Together again, Emily and Vernon
As Mike Shirkey, proprietor of GoodFolk says of Emily Kaitz, “Sometimes we take her for granted here in Fayetteville, but singer-songwriter Emily Kaitz is extremely prolific and entertaining, and with nine CDs of original material, she often doesn’t get to showcase a lot of it with the various other folks with whom she performs.”

That’s true. But this Friday night at GoodFolk, Kaitz will be in her element when pal Vernon Tonges of Chicago, comes to town and the two showcase their best, including some of Kaitz’s more obscure and quirky compositions.

Tonges is the perfect compliment for Kaitz. They both like to have fun with their music and both stop at nothing to see that their audiences have a good time, too.

Kaitz calls Tonges, “a wild flaming volcano of a performer,” unlike anyone she knows. Or as the Chicago Reader puts it: “Tonges has long been the most vibrant and maniacal performer in a scene full of vibrant maniacs.”

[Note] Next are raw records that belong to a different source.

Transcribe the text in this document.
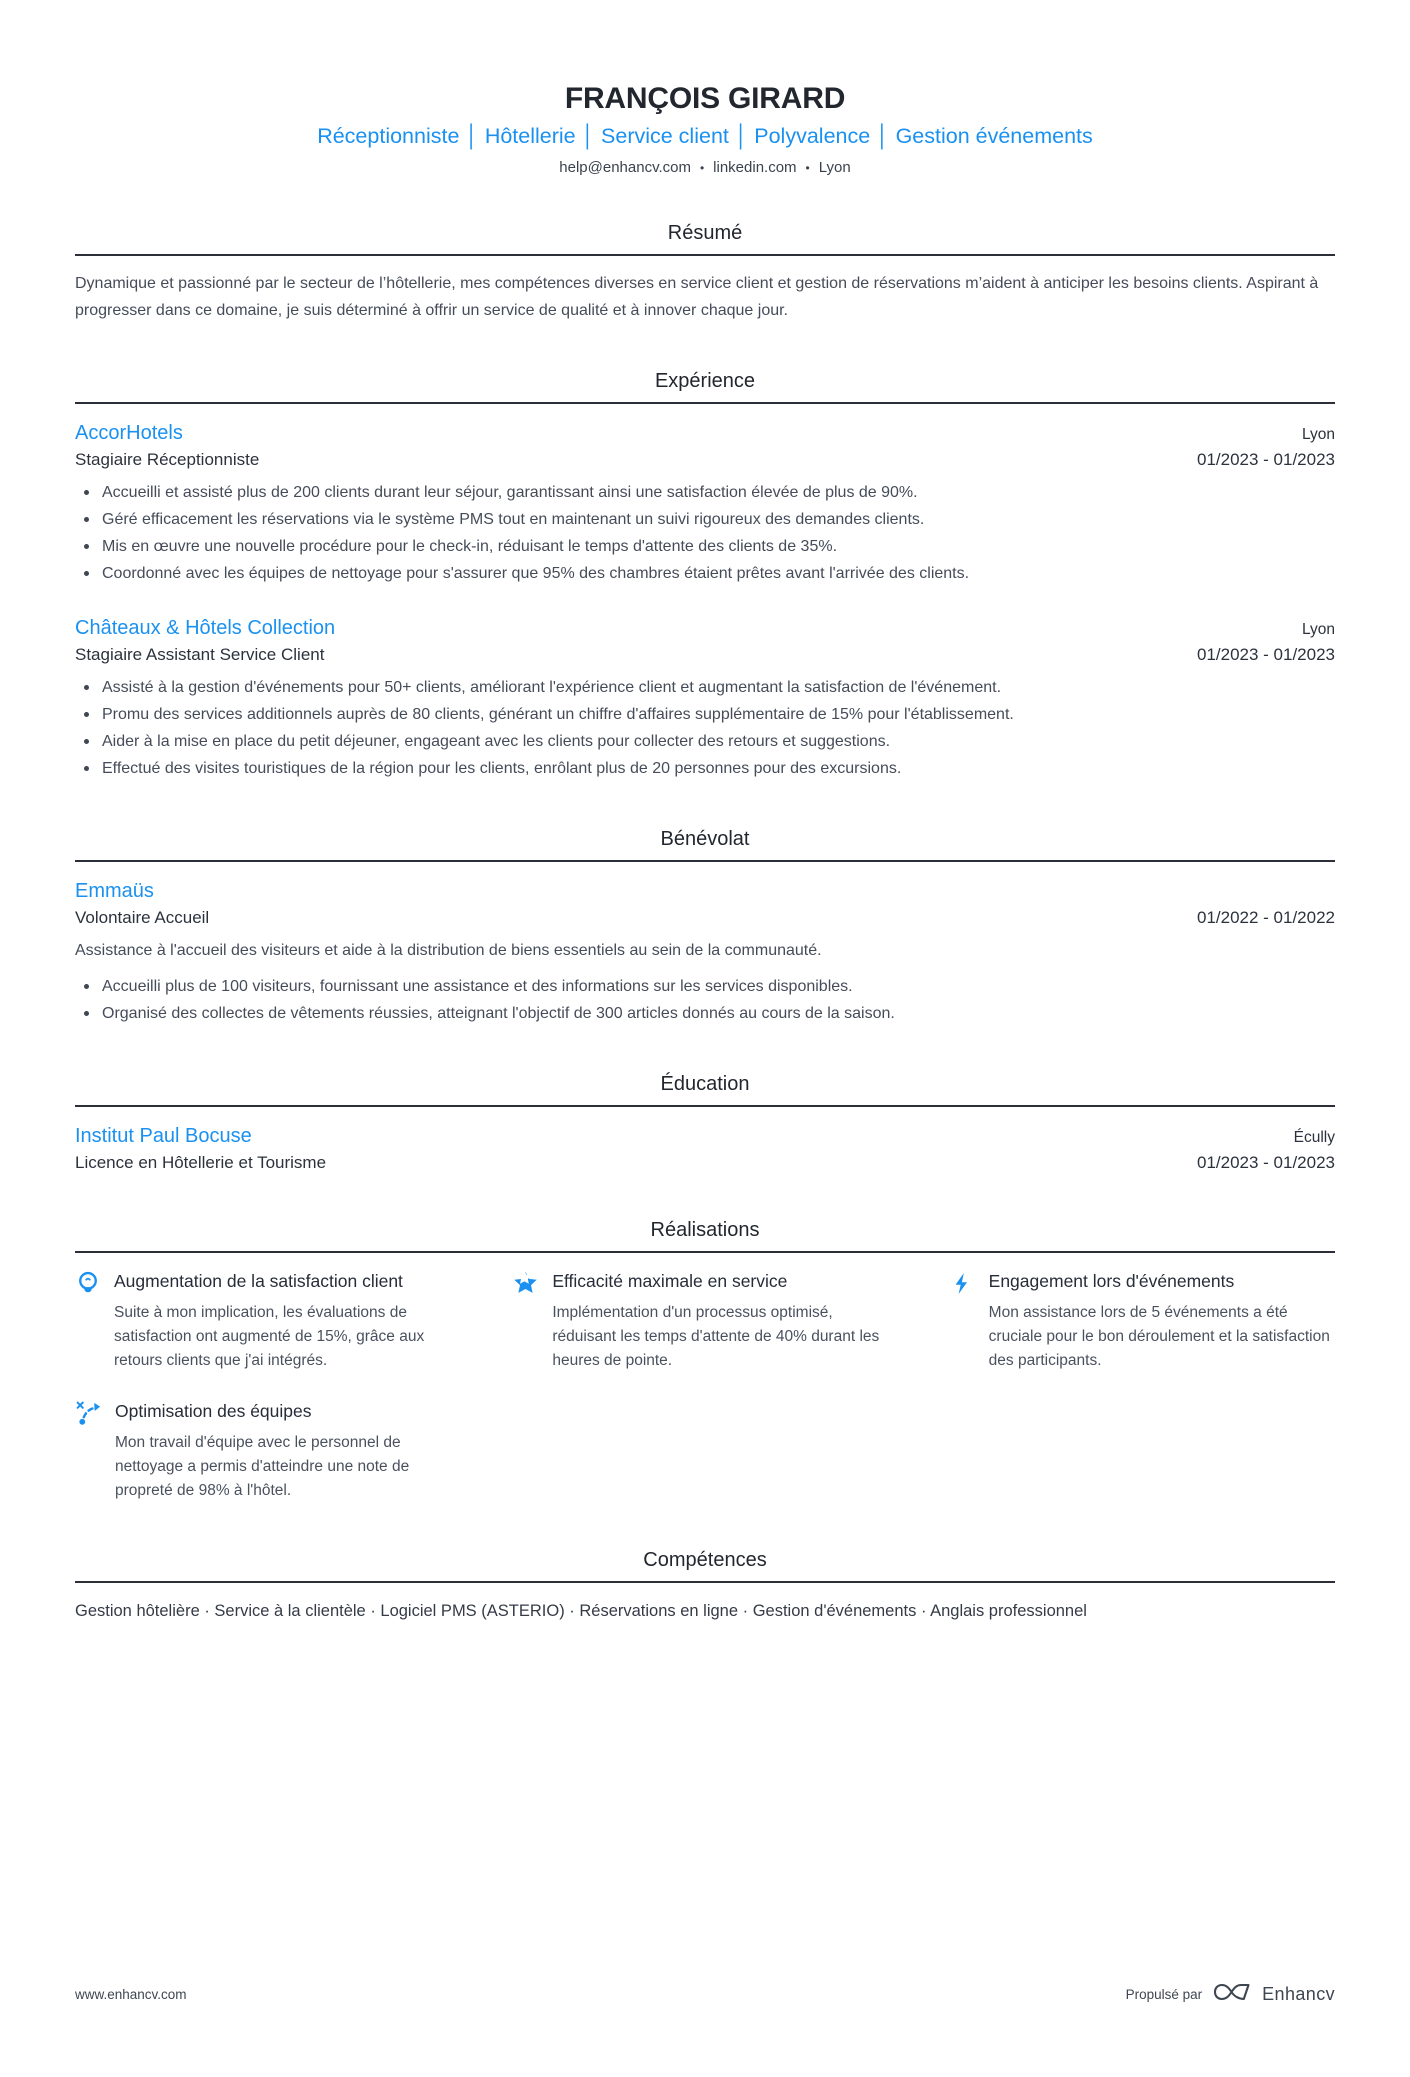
FRANÇOIS GIRARD
Réceptionniste │ Hôtellerie │ Service client │ Polyvalence │ Gestion événements
help@enhancv.com • linkedin.com • Lyon
Résumé

Dynamique et passionné par le secteur de l’hôtellerie, mes compétences diverses en service client et gestion de réservations m’aident à anticiper les besoins clients. Aspirant à progresser dans ce domaine, je suis déterminé à offrir un service de qualité et à innover chaque jour.

Expérience
AccorHotels	Lyon
Stagiaire Réceptionniste	01/2023 - 01/2023
Accueilli et assisté plus de 200 clients durant leur séjour, garantissant ainsi une satisfaction élevée de plus de 90%.
Géré efficacement les réservations via le système PMS tout en maintenant un suivi rigoureux des demandes clients.
Mis en œuvre une nouvelle procédure pour le check-in, réduisant le temps d'attente des clients de 35%.
Coordonné avec les équipes de nettoyage pour s'assurer que 95% des chambres étaient prêtes avant l'arrivée des clients.
Châteaux & Hôtels Collection	Lyon
Stagiaire Assistant Service Client	01/2023 - 01/2023
Assisté à la gestion d'événements pour 50+ clients, améliorant l'expérience client et augmentant la satisfaction de l'événement.
Promu des services additionnels auprès de 80 clients, générant un chiffre d'affaires supplémentaire de 15% pour l'établissement.
Aider à la mise en place du petit déjeuner, engageant avec les clients pour collecter des retours et suggestions.
Effectué des visites touristiques de la région pour les clients, enrôlant plus de 20 personnes pour des excursions.
Bénévolat
Emmaüs
Volontaire Accueil	01/2022 - 01/2022

Assistance à l'accueil des visiteurs et aide à la distribution de biens essentiels au sein de la communauté.

Accueilli plus de 100 visiteurs, fournissant une assistance et des informations sur les services disponibles.
Organisé des collectes de vêtements réussies, atteignant l'objectif de 300 articles donnés au cours de la saison.
Éducation
Institut Paul Bocuse	Écully
Licence en Hôtellerie et Tourisme	01/2023 - 01/2023
Réalisations
Augmentation de la satisfaction client

Suite à mon implication, les évaluations de satisfaction ont augmenté de 15%, grâce aux retours clients que j'ai intégrés.

Efficacité maximale en service

Implémentation d'un processus optimisé, réduisant les temps d'attente de 40% durant les heures de pointe.

Engagement lors d'événements

Mon assistance lors de 5 événements a été cruciale pour le bon déroulement et la satisfaction des participants.

Optimisation des équipes

Mon travail d'équipe avec le personnel de nettoyage a permis d'atteindre une note de propreté de 98% à l'hôtel.

Compétences

Gestion hôtelière · Service à la clientèle · Logiciel PMS (ASTERIO) · Réservations en ligne · Gestion d'événements · Anglais professionnel

www.enhancv.com	Propulsé par	Enhancv
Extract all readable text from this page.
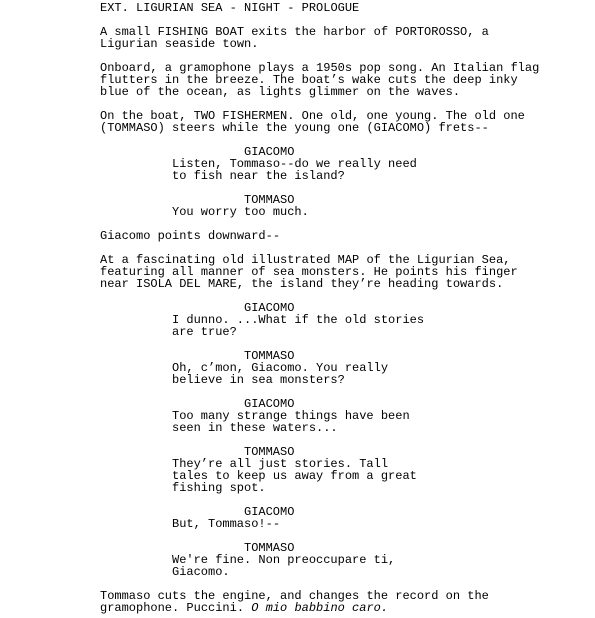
EXT. LIGURIAN SEA - NIGHT - PROLOGUE
A small FISHING BOAT exits the harbor of PORTOROSSO, a
Ligurian seaside town.
Onboard, a gramophone plays a 1950s pop song. An Italian flag
flutters in the breeze. The boat’s wake cuts the deep inky
blue of the ocean, as lights glimmer on the waves.
On the boat, TWO FISHERMEN. One old, one young. The old one
(TOMMASO) steers while the young one (GIACOMO) frets--
GIACOMO
Listen, Tommaso--do we really need
to fish near the island?
TOMMASO
You worry too much.
Giacomo points downward--
At a fascinating old illustrated MAP of the Ligurian Sea,
featuring all manner of sea monsters. He points his finger
near ISOLA DEL MARE, the island they’re heading towards.
GIACOMO
I dunno. ...What if the old stories
are true?
TOMMASO
Oh, c’mon, Giacomo. You really
believe in sea monsters?
GIACOMO
Too many strange things have been
seen in these waters...
TOMMASO
They’re all just stories. Tall
tales to keep us away from a great
fishing spot.
GIACOMO
But, Tommaso!--
TOMMASO
We're fine. Non preoccupare ti,
Giacomo.
Tommaso cuts the engine, and changes the record on the
gramophone. Puccini. O mio babbino caro.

Tonges played with the legendary Chicago band “The Dysfunctionals” for many years until they disbanded. He now performs solo and with occasional accompanists “the Inepti.”

Todd, Cory, James and Shawn

George’s has a heck of a busy week lined up, thanks to a powerhouse of touring musicians who will be dropping in for midweek shows. Atlanta singer songwriter Shawn Mullins will be in town of Tuesday night, followed by Todd Snider, Wednesday night and a big double bill with James McMurtry and Cory Brannon on Jan. 17. These are some fantastic musicians, so plan to get out.